Rabbi Sues Town for Right to Synagogue

HARTFORD (CN) – After seeking permission for more than 2 years to turn an old Victorian home near the Town Green into a synagogue, an Orthodox Jewish organization filed a civil rights lawsuit against Litchfield and its Historic District Commission. A Methodist Church sits two doors away from the proposed site of the synagogue.

     The federal complaint claims that the town used its architectural standards to violate the Chabad Lunavitch’s right to practice religion under the federal Land Use and Institutionalized Persons Act.
     “In addition to burdening the plaintiffs’ religious exercise, defendants have made statements disparaging plaintiffs’ religious uses,” the Chabad and its rabbi say. “This targeting is the direct result of the defendants’ opposition to plaintiffs’ religious sect.”
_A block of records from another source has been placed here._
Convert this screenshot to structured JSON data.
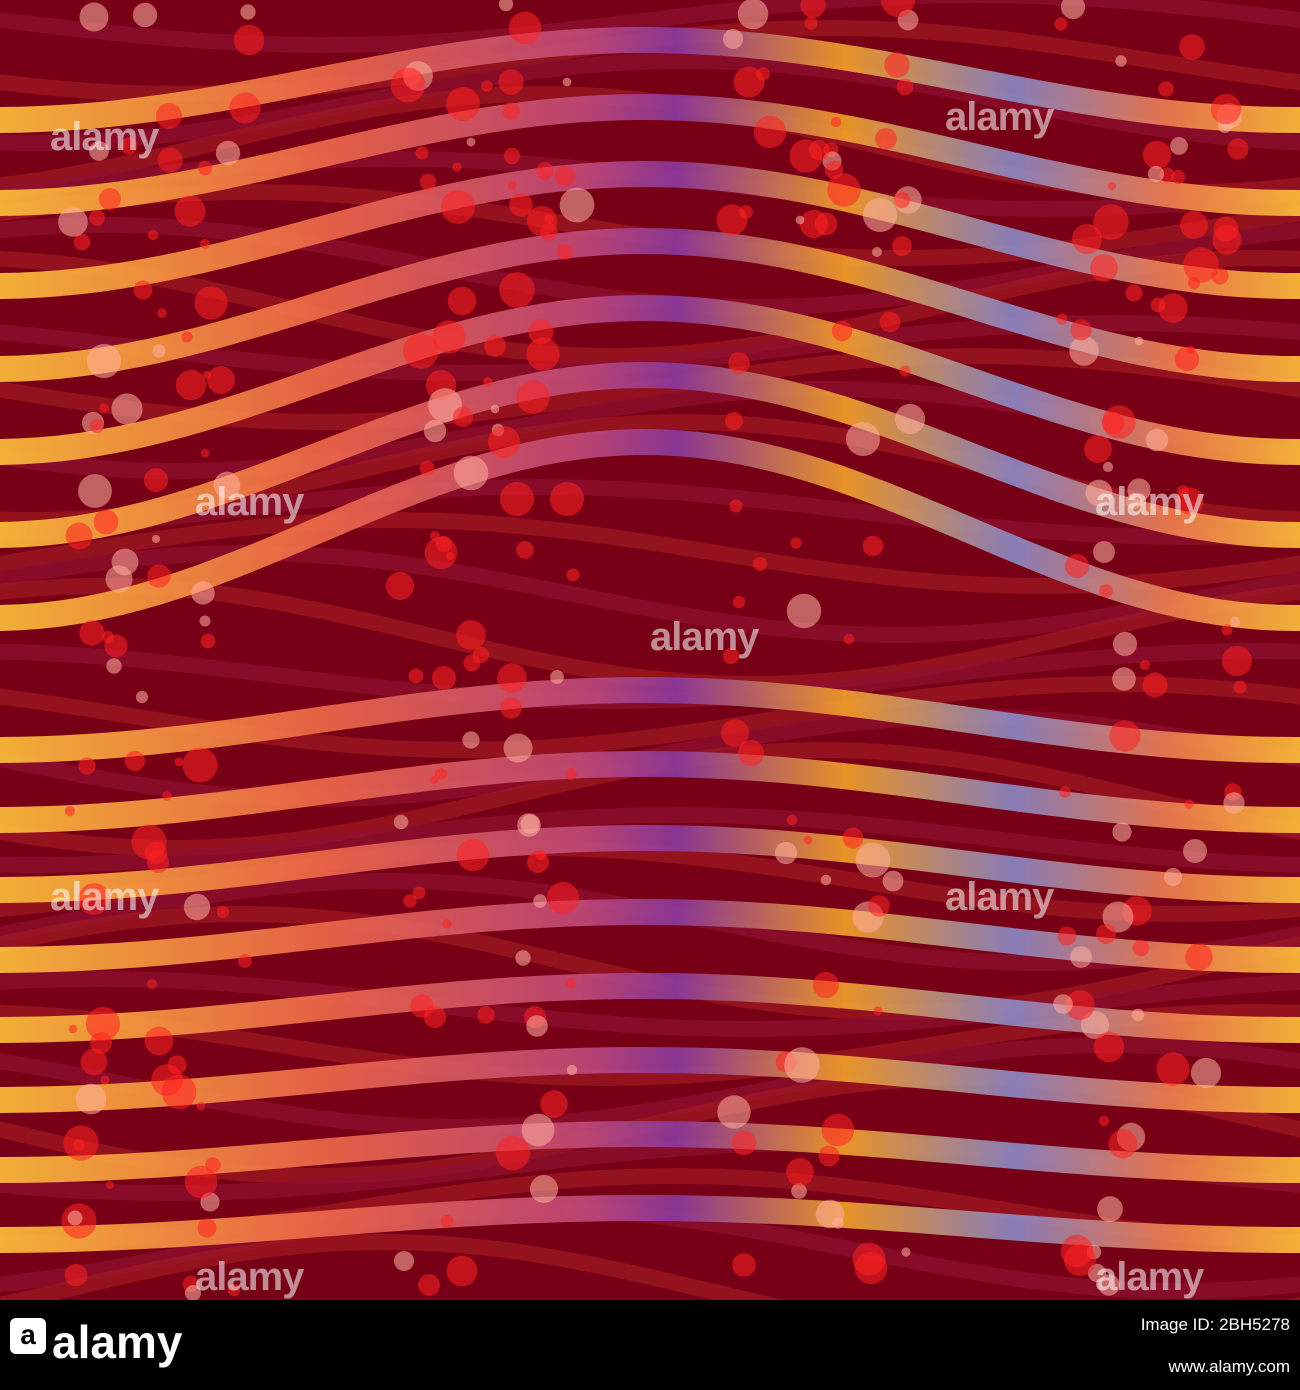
{
  "watermarks": [
    "alamy",
    "alamy",
    "alamy",
    "alamy",
    "alamy",
    "alamy",
    "alamy",
    "alamy",
    "alamy"
  ],
  "footer": {
    "logo": "a",
    "brand": "alamy",
    "image_id": "Image ID: 2BH5278",
    "url": "www.alamy.com"
  }
}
     Rabbi Joseph Eisenbach claims, “This targeting has been based in large part on anti-Hasidic animus.” The complaint cites comments made by several people in town during the review of Chabad’s planned changes to the home.
     According to the minutes of a Litchfield Historic Commission meeting, its chairwoman “noted her own objections to the stone, which is not indigenous to the district, feels the clock tower is not appropriate, and the Star of David may not comply with the district.”
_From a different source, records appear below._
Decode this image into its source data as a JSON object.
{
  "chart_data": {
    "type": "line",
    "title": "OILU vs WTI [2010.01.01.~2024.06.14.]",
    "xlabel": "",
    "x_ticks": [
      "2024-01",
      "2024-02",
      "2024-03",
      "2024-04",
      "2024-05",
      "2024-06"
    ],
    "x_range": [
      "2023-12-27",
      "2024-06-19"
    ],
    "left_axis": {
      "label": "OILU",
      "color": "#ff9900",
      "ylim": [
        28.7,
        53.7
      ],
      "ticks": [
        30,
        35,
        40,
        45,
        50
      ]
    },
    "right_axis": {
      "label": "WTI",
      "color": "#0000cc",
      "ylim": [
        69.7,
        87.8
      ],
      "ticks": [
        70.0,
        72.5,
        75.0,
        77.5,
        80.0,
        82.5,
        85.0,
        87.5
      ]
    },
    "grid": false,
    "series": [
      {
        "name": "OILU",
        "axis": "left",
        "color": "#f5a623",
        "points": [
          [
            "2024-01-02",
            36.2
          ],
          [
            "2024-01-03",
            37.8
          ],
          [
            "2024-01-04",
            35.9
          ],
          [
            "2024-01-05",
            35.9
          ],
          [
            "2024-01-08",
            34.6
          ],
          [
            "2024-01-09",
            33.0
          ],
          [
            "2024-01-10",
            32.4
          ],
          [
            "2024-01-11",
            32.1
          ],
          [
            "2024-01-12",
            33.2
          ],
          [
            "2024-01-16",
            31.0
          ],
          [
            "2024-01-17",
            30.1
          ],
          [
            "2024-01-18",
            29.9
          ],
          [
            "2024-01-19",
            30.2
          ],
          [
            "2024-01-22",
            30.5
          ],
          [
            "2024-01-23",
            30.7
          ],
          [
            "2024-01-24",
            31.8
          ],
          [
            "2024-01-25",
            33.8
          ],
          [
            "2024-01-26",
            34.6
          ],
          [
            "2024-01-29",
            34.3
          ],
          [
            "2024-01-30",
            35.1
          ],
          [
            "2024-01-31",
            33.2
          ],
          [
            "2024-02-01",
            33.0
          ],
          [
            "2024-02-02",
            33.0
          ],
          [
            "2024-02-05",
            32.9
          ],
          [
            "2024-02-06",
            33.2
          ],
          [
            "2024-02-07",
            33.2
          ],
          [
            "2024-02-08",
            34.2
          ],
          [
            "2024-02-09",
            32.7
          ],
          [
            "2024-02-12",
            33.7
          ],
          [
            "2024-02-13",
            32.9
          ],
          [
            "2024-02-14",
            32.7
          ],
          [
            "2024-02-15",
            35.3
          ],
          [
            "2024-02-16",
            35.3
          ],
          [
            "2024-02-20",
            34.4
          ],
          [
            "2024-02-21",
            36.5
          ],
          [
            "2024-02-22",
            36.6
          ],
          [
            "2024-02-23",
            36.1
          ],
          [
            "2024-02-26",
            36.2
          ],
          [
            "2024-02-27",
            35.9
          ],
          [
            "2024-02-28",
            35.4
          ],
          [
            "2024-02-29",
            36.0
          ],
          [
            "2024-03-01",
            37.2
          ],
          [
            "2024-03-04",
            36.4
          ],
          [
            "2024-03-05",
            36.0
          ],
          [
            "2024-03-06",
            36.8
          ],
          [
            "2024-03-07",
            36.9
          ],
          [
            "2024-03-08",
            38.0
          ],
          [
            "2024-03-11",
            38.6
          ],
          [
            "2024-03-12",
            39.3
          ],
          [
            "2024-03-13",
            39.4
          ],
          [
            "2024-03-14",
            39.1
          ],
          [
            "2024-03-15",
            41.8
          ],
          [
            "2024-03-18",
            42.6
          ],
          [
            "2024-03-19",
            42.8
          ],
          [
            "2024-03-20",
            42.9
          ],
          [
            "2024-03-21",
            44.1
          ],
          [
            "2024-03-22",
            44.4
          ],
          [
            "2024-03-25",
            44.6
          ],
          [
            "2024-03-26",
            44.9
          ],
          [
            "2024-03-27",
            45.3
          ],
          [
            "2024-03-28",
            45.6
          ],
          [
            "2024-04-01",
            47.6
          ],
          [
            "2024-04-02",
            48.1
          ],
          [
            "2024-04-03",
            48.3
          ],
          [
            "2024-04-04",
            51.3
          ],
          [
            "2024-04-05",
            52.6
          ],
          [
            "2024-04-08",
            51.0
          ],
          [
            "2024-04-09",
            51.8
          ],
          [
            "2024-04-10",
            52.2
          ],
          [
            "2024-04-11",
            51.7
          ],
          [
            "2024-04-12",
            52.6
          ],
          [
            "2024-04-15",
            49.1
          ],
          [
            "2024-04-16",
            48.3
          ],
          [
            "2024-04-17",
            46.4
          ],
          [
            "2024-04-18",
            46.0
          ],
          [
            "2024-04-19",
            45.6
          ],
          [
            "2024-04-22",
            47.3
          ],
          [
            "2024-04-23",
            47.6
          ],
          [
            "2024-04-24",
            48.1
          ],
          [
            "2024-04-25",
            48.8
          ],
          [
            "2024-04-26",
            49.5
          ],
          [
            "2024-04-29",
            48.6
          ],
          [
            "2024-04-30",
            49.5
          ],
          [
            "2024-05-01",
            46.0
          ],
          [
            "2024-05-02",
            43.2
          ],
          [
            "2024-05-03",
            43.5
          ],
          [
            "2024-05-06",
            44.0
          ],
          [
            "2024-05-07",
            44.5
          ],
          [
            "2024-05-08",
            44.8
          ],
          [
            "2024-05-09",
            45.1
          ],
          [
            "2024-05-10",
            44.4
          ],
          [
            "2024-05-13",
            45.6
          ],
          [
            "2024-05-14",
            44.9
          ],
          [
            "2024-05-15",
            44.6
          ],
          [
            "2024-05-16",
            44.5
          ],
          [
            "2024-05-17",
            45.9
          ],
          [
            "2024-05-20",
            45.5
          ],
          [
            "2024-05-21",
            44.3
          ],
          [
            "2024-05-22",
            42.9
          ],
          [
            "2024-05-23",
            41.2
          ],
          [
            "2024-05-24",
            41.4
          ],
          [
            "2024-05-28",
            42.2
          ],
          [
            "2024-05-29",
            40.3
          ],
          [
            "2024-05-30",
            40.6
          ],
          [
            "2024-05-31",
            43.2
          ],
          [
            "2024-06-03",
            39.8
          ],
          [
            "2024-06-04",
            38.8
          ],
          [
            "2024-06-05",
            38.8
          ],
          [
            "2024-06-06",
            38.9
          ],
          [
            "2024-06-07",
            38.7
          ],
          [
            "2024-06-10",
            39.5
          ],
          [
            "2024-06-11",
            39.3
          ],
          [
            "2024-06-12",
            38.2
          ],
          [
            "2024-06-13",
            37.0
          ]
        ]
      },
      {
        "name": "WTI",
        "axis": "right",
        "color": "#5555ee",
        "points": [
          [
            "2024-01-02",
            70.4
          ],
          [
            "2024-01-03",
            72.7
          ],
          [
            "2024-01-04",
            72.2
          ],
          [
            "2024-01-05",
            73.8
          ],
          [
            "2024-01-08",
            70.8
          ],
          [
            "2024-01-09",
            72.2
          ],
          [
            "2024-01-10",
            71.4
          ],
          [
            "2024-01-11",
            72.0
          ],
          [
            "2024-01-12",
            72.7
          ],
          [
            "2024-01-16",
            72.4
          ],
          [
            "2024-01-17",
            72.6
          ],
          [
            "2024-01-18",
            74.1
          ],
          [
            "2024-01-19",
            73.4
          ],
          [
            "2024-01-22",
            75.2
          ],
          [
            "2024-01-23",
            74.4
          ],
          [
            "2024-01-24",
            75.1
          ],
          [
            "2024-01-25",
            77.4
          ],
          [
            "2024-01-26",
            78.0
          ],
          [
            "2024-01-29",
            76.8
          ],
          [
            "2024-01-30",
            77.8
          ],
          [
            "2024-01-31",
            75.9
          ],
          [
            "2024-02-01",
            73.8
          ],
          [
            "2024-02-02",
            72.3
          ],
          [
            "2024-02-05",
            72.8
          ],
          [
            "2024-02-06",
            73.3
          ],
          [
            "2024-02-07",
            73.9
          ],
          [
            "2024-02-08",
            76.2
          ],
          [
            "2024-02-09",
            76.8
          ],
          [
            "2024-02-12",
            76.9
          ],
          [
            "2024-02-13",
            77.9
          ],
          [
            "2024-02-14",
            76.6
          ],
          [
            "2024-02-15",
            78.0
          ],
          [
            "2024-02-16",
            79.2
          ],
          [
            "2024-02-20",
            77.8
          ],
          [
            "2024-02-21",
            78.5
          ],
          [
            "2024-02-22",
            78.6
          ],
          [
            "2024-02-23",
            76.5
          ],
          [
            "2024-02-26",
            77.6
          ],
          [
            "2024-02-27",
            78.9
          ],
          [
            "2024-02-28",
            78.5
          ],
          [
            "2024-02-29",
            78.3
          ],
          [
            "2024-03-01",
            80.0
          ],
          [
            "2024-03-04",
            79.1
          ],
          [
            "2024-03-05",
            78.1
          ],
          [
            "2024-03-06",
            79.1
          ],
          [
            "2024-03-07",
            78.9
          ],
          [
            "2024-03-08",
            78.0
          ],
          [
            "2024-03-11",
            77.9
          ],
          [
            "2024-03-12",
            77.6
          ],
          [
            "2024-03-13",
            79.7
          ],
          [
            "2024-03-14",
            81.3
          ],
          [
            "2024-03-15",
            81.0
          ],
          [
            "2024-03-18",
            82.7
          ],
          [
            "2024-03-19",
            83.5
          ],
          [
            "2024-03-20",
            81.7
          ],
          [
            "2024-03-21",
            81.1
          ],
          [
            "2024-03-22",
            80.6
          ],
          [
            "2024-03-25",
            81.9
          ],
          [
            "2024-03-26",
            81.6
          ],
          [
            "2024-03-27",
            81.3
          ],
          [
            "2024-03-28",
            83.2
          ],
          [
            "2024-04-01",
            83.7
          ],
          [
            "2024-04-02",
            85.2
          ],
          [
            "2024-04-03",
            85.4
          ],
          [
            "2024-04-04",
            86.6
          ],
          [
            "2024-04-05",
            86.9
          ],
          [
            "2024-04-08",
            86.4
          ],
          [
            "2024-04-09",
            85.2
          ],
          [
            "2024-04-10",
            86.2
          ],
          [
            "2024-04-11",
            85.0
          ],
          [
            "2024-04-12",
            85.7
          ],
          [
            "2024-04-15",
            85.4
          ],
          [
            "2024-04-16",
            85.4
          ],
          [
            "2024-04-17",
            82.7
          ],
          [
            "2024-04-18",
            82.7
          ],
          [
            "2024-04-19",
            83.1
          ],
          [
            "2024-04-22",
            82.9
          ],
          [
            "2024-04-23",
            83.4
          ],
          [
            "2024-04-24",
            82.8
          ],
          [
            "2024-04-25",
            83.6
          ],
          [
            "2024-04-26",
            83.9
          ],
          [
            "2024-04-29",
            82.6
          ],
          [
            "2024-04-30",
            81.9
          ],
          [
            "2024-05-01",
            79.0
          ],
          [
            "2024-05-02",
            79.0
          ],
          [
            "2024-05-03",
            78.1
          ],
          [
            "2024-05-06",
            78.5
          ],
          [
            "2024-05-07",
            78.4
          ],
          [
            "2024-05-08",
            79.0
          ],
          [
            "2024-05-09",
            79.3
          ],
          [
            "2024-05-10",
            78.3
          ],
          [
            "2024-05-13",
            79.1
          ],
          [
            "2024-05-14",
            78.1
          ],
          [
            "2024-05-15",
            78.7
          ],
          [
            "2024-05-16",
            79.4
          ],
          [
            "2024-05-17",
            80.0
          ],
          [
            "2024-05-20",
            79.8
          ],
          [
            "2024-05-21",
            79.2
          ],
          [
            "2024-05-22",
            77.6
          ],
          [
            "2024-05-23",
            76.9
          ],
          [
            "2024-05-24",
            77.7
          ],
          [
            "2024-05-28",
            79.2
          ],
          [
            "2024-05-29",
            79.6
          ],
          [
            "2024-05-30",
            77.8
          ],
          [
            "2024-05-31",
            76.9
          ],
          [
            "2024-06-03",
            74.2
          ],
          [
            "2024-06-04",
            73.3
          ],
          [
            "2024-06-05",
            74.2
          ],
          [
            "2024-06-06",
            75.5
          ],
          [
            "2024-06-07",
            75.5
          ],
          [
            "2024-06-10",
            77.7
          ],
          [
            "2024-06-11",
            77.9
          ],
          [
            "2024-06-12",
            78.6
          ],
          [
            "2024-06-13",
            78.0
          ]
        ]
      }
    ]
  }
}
     An attorney for one of the selectwomen stated that the proposed improvements and use of the building should be reviewed as if it were a “strip joint.”
     Rabbi Eisenbach said he planned to replace the home’s slate foundation with stone from Israel and build a steeple to display the Star of David. He also sought to expand the home to accommodate a community center.
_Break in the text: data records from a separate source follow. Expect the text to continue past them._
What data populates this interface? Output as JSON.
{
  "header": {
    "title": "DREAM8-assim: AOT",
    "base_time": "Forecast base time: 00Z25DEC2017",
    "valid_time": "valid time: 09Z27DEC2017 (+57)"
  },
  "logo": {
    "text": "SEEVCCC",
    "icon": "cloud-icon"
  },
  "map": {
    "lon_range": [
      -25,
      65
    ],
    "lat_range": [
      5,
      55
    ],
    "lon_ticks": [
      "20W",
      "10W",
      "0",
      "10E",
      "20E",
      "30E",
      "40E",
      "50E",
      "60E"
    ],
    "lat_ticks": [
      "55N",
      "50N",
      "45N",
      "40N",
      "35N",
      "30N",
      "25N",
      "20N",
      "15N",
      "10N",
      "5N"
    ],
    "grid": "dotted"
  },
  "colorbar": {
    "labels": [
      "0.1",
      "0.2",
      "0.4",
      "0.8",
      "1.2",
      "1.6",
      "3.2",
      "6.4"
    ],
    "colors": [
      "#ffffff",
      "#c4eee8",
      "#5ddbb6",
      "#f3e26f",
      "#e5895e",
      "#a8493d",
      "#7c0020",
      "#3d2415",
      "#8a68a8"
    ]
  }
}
     It would be the only synagogue in this quaint New England town.
     The rabbi says his temple has outgrown its space in a strip mall, next to a Dunkin Donuts and a Senor Panchos. He claims that the small space limits not the practice of the Jewish faith, and has forced him to turn away parishioners.
     To accommodate its growth, the Chabad bought the old Victorian home near the Town Green. A Methodist Church sits two doors down from the proposed site of the synagogue. Rabbi Eisenach say says Christian religious facilities in the historic district were allowed to modify their building in a manner that exceeded what Chabad has proposed.
     Kenneth Slater of Halloran and Sage and Frederick Nelson of the American Liberties Institute represent the plaintiffs.